Wir haben viel Freude und Spaß mit ihm an Bord und glauben, dass auch er die Zeit mit uns genießt.
__________________________________
In der oberen Leiste befindet sich der Bereich BACKSKISTE. Unter Geschichten sind auch solche eingestellt, in denen Timmy eine Rolle spielt.

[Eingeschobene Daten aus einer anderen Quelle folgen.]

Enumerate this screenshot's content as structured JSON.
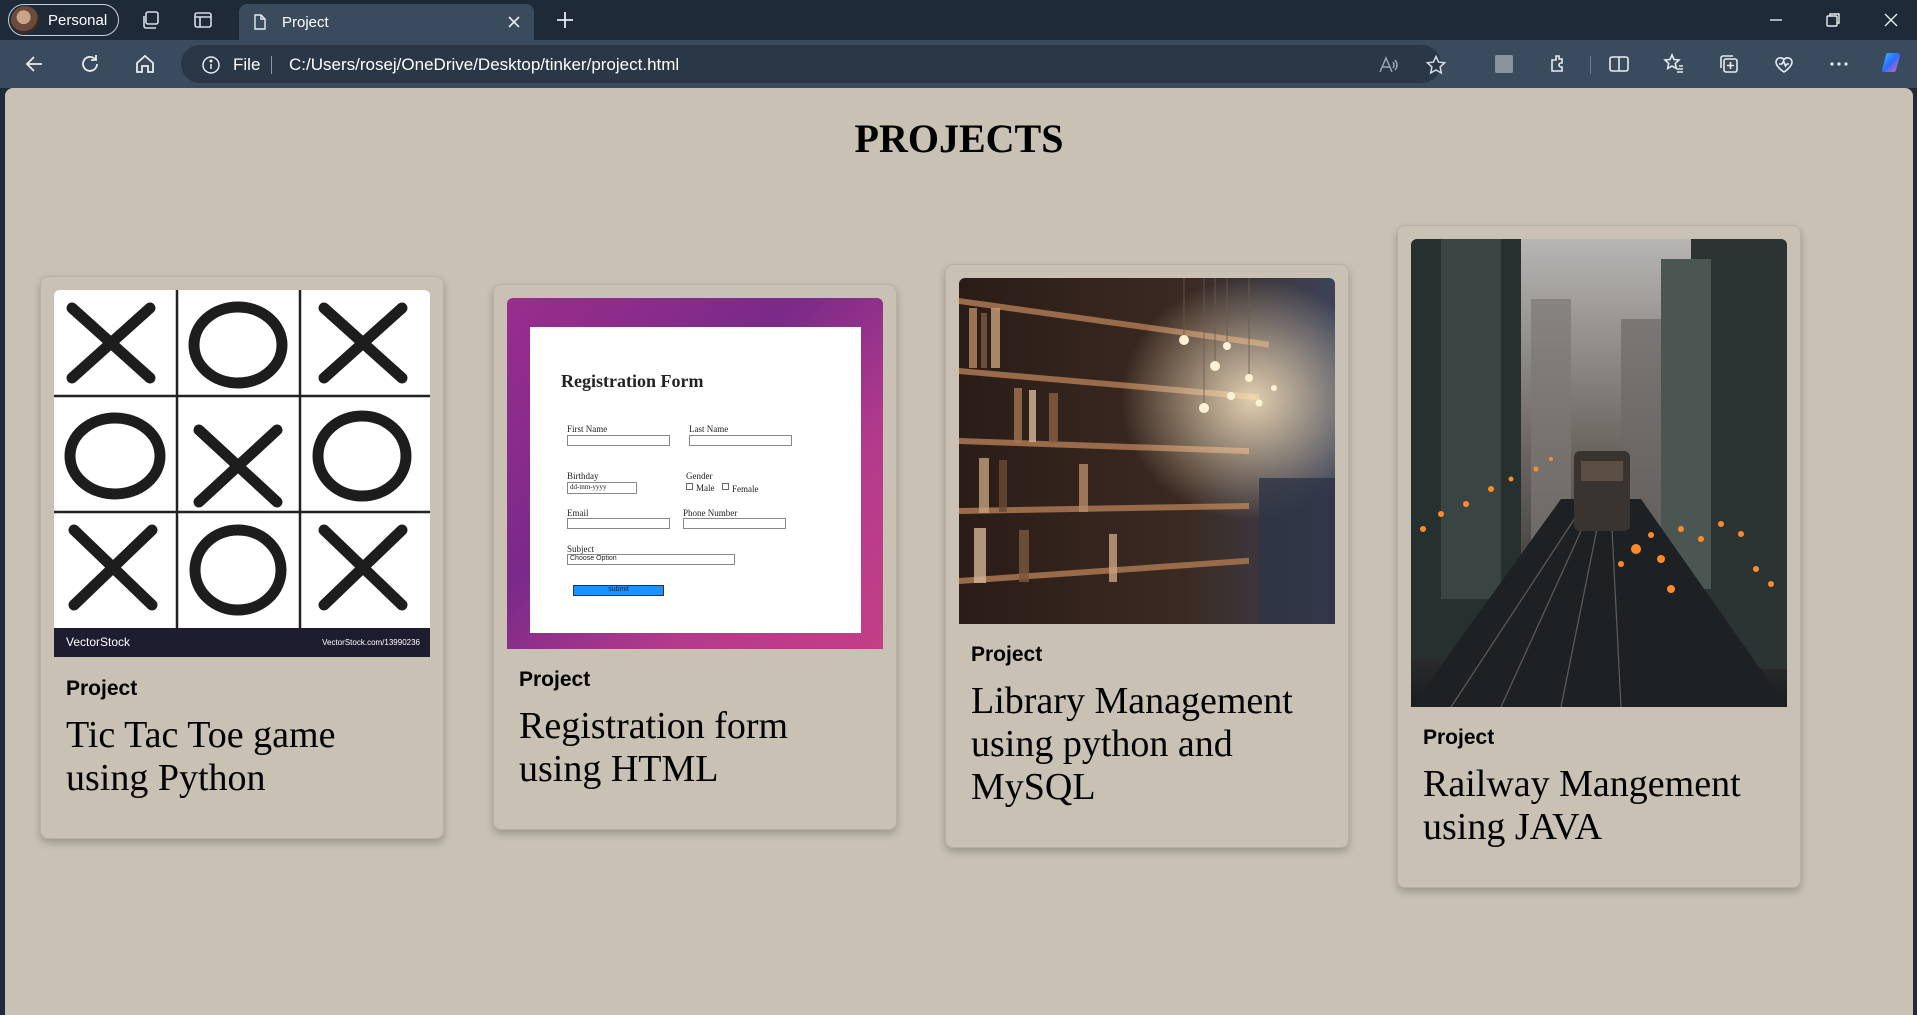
{
  "browser": {
    "profile_label": "Personal",
    "tab_title": "Project",
    "address": {
      "scheme_label": "File",
      "url": "C:/Users/rosej/OneDrive/Desktop/tinker/project.html"
    }
  },
  "page": {
    "heading": "PROJECTS",
    "cards": [
      {
        "label": "Project",
        "title": "Tic Tac Toe game using Python",
        "image": "tic-tac-toe-grid",
        "image_caption_left": "VectorStock",
        "image_caption_right": "VectorStock.com/13990236"
      },
      {
        "label": "Project",
        "title": "Registration form using HTML",
        "image": "registration-form-screenshot",
        "form": {
          "heading": "Registration Form",
          "first_name": "First Name",
          "last_name": "Last Name",
          "birthday": "Birthday",
          "birthday_placeholder": "dd-mm-yyyy",
          "gender": "Gender",
          "male": "Male",
          "female": "Female",
          "email": "Email",
          "phone": "Phone Number",
          "subject": "Subject",
          "subject_option": "Choose Option",
          "submit": "submit"
        }
      },
      {
        "label": "Project",
        "title": "Library Management using python and MySQL",
        "image": "library-bookshelves-photo"
      },
      {
        "label": "Project",
        "title": "Railway Mangement using JAVA",
        "image": "city-railway-night-photo"
      }
    ]
  }
}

__________________________________
Ein kurzer Videofilm : Timmys Seemannstaufe
__________________________________
Ein kurzer Videofilm: Schwimmen in der Sa Calobra
Das ist nicht unser Bordhund Timmy, sondern zwei seiner Brüder


Durch einen Artikel in einer Broschüre sind wir auf diesen prächtigen Burschen aufmerksam geworden, als beide schon zehn Jahre alt waren. Boogie lebt in Süddeutschland, in der Kätchenstadt Heilbronn, inmitten einer Meute von English-Springer-Spaniel. Die Familie Pfeiffer, als Besitzer dieser tollen Tiere, hat auch eine sehr schöne Homepage ins Netz gestellt. Wer mehr über den English-Springer-Spaniel erfahren möchte, ist dort richtig. Nur auf das Bild klicken.


Auch von Bojar haben wir viel zu spät erfahren. Das Internet machte es möglich, dass wir nun doch noch vom Verbleib eines weiteren Bruder Timmy's gehört haben. Zu unserem großen Bedauern mussten wir jedoch hören, dass Bojar im Alter von 12 Jahren über den Regenbogen gegangen ist. Aber für Nachwuchs hat er gesorgt. In Strausberg, bei Berlin hatte er sein Zuhause, bei der Familie Irgang. Genau wie Timmy war Bojar eine Wasserratte. Auf der Insel Römö/Dänemark durfte er, mit seiner Familie, jedes Jahr in die Ferien und somit konnte er im Wasser der Nordsee tollen.